"The Execution of Wanda Jean"

Director Liz Garbus talks about the death penalty and her documentary on a woman executed for murder.

Mar 18, 2002 | Wanda Jean Allen was executed in January 2001, after spending nearly 12 years on death row in Oklahoma for murdering her former girlfriend, Gloria Leathers. Three months before the scheduled execution, filmmaker Liz Garbus (who previously co-produced and co-directed 1998's "The Farm: Angola, USA") traveled to Oklahoma to document the efforts to have Allen's death sentence commuted to life without parole. The legal arguments hinged on evidence that wasn't introduced in the 1989 trial -- most important, that Allen, as her legal team contended, was borderline mentally retarded. "The Execution of Wanda Jean," the resulting documentary directed by Garbus and produced by Garbus and Rory Kennedy, premiered on HBO Sunday night (it will also run on March 18, March 20, March 22 and March 28).

"Wanda Jean" comes to American TV at a time when issues of mental competence and guilt or innocence are highly charged. In the enormously controversial Andrea Yates case, the prosecution and the defense agreed Yates was mentally ill, yet she was convicted, and sentenced to life in prison on Friday, under Texas' strict insanity defense standard. Throughout the country, death penalty issues, including whether mentally retarded people should be executed, are under scrutiny. In February, the Supreme Court heard arguments in a case involving a Virginia death row inmate who is mentally retarded: the Court is considering the question of whether such a conviction is constitutional. Currently 18 states prohibit capital punishment for the mentally retarded, and stays of execution have recently been issued even in states where there is no such law on the books. And in Illinois, Gov. George Ryan has said he plans to review the cases of all 163 people on death row in his state before his term ends at the end of the year.

Her goal in making "Wanda Jean," Garbus says, was to show a death row inmate as a human being. "People facing the death penalty are not equal to the worst things they've done ... People sit on juries. And it takes a unanimous vote to get a death penalty verdict. So you hope that one person sees the film and says, "You know, it didn't really accomplish much to kill Wanda Jean."

Salon spoke with Garbus recently about the death penalty, her film and the state of documentaries today.

The legal landscape is somewhat different today than it was a year ago -- particularly with the Supreme Court's recent stay of an execution in Texas and the arguments before that court about whether the death penalty should be applied to mentally retarded people. What do you think the outcome for Wanda Jean would have been if her execution date had been set for this year?
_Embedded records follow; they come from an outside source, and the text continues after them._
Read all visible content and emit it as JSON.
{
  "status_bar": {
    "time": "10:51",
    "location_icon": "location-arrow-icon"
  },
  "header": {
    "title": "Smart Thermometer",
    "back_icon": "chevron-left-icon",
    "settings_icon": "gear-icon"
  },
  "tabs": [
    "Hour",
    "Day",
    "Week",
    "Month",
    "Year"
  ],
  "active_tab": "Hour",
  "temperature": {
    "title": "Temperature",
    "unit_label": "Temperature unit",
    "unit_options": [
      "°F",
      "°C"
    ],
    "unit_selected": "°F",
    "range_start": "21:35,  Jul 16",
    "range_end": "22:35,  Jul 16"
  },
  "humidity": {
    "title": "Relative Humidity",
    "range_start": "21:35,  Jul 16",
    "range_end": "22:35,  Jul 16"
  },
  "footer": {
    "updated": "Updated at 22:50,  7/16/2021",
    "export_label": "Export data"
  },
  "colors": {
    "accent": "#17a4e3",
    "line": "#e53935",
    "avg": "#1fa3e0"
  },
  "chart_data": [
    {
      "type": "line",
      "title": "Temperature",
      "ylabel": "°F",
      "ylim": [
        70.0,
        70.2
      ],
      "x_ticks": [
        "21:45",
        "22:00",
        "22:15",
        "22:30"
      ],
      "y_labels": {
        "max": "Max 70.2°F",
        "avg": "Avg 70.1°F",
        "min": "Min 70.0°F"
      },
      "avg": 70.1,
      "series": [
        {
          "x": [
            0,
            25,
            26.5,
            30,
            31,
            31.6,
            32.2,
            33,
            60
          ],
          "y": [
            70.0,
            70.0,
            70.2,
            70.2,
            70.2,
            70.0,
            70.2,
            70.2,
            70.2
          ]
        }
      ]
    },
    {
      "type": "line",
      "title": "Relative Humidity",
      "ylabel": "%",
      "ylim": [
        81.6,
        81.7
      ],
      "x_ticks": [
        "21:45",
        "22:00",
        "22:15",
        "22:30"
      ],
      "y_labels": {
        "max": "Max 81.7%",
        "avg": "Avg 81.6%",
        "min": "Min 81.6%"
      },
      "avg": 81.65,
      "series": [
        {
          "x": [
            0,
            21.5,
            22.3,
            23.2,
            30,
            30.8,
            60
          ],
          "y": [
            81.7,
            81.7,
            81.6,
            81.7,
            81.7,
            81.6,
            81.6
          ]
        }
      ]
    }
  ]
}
The landscape is a little different. Just the other day, Gov. Ryan of Illinois said he's considering pardoning all 163 people who are on death row in his state ... About two weeks ago there was a case involving someone who had borderline retardation in Georgia, whose jury did not know about the mental retardation. It was a very similar case to Wanda Jean's. And Rosalyn Carter and some others got involved with the case, and he ended up getting a commutation from the governor. So if you look at that and you look at Wanda Jean's case, you'd think, Well, maybe given the circumstances and the political moment right now, Wanda Jean would have had a better shot.

But I feel like Oklahoma was pretty set on executing Wanda Jean. That's just me. Oklahoma in some ways was immune to a lot of things, because some of this stuff with the death penalty was already happening a year ago. It did not seem to have a big impact in Oklahoma. It was definitely an environment there of, "Let's get these executions done," because these folks had been on death row for quite a while.

The clemency board felt like Wanda Jean had killed twice, and I felt like they really believed that she was a cold-blooded killer. They were not persuaded by arguments about her mental capacity. I'm not sure that it would have made a difference for Wanda Jean. She had a bad set of cards, and she basically did not get a break along the way, ever. Not from the first moment of her family hiring a private lawyer and him trying to recuse himself from the case and get her a public defender. This was a case where the public defender would have been a better thing for her. And the judge didn't allow that. Her family was essentially unable to help her because of their own mental issues and incapacities. So she couldn't get a break.